Downstream mergers and producer's capacity choice: why bake a larger pie when getting a smaller slice?


  • I am particularly thankful to Dezsö Szalay, Thomas von Ungern-Sternberg, and Lucy White. I would also like to thank Jose Anson, Roman Inderst, John Moore, Christopher Snyder, Raymond Deneckere (the editor), an anonymous referee, and participants at the Conference in Tribute to Jean-Jacques Laffont 2005 in Toulouse, EEA 2005 in Amsterdam, SGVS 2006 in Lugano, IIOC 2006 in Boston, ICGT 2006 at Stony Brook, University of Bern, University of Lausanne, and Columbia University seminars. Financial support from the FCT (Portuguese National Science Foundation) and Swiss National Science Foundation is gratefully acknowledged.

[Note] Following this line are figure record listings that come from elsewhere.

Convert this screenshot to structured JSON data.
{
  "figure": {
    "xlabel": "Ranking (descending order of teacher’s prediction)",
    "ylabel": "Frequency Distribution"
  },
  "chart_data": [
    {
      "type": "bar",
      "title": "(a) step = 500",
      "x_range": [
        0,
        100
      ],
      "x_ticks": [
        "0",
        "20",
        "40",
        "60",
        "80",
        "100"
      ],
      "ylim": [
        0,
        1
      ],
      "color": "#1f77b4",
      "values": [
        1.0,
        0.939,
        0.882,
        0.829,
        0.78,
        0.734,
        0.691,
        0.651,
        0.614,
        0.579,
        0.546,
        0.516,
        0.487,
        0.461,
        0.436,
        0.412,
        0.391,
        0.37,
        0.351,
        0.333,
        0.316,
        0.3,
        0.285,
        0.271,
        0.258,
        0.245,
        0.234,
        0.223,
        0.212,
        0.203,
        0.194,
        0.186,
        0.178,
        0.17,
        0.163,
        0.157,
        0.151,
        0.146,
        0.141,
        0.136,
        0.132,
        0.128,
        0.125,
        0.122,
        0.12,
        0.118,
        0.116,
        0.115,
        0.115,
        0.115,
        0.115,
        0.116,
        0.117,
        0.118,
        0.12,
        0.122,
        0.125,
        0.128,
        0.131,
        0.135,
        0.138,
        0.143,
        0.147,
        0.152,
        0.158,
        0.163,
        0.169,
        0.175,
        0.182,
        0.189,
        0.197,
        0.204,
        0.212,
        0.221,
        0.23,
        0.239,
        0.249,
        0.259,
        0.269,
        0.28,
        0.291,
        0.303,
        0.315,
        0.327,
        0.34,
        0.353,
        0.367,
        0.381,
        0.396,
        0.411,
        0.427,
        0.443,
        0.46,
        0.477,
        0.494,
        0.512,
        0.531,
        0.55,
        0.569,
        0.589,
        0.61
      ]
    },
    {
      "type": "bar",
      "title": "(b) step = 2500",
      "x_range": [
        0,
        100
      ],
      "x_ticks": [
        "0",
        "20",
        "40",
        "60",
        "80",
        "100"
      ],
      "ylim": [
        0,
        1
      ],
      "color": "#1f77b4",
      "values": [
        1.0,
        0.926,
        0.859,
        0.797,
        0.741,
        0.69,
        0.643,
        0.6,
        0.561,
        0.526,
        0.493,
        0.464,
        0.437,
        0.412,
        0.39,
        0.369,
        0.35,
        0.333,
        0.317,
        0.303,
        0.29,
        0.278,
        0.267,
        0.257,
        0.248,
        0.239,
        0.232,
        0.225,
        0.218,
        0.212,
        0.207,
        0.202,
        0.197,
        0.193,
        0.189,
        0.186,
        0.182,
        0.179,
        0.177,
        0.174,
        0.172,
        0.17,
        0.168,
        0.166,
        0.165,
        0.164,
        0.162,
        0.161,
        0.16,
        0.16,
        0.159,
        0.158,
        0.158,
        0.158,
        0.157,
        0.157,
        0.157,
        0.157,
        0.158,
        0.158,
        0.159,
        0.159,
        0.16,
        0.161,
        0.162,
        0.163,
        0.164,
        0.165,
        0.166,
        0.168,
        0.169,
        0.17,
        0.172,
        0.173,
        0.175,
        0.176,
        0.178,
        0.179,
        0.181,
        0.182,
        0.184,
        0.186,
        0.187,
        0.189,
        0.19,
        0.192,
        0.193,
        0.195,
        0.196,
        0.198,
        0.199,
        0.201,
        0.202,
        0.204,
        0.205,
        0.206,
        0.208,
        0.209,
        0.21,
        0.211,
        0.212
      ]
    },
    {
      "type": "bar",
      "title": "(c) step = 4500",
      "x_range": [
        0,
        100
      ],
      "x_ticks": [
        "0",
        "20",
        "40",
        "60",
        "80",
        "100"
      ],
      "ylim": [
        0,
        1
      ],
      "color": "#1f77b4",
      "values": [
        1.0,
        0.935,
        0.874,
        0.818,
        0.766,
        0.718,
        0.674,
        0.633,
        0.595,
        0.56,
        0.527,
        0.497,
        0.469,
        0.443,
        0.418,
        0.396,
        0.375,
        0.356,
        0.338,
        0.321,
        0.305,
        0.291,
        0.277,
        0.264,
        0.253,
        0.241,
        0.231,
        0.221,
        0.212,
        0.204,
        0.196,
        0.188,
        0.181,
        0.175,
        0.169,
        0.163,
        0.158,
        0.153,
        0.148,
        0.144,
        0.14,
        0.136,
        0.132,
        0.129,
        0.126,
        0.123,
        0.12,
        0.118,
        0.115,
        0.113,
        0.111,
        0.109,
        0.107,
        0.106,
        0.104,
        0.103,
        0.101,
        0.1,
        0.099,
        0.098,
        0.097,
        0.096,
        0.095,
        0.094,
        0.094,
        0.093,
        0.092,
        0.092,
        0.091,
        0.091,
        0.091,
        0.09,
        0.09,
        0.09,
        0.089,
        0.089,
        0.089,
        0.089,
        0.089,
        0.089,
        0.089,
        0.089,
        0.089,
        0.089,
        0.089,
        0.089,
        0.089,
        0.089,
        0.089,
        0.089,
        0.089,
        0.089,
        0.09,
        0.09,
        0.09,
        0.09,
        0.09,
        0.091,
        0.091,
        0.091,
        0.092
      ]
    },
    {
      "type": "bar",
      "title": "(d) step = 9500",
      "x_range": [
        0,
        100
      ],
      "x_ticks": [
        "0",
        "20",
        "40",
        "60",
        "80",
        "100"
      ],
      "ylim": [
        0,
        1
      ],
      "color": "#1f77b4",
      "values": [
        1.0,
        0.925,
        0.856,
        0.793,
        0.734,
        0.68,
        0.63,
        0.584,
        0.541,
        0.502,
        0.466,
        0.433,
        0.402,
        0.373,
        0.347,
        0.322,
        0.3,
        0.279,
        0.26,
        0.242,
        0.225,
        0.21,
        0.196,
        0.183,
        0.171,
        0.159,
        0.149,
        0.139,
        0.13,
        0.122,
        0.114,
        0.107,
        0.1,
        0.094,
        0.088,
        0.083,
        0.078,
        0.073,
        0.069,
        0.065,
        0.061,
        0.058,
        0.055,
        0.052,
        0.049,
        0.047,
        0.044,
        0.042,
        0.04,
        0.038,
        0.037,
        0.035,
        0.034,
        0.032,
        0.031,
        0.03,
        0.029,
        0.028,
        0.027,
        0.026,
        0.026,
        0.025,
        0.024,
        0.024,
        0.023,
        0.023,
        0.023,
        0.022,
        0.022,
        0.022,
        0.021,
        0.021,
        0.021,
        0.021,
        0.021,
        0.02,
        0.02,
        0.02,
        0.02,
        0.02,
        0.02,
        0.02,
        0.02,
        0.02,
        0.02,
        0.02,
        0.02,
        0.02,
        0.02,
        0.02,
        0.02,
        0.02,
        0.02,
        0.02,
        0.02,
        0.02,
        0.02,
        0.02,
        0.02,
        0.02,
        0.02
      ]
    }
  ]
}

In this article, the effect of downstream horizontal mergers on the upstream producer's capacity choice was studied. Contrary to conventional wisdom, I find a nonmonotonic relationship: horizontal mergers induce a higher upstream capacity if the cost of capacity is low, and a lower upstream capacity if this cost is high. This result is explained by decomposing the total effect into two competing effects: a change in holdup and a change in bargaining erosion.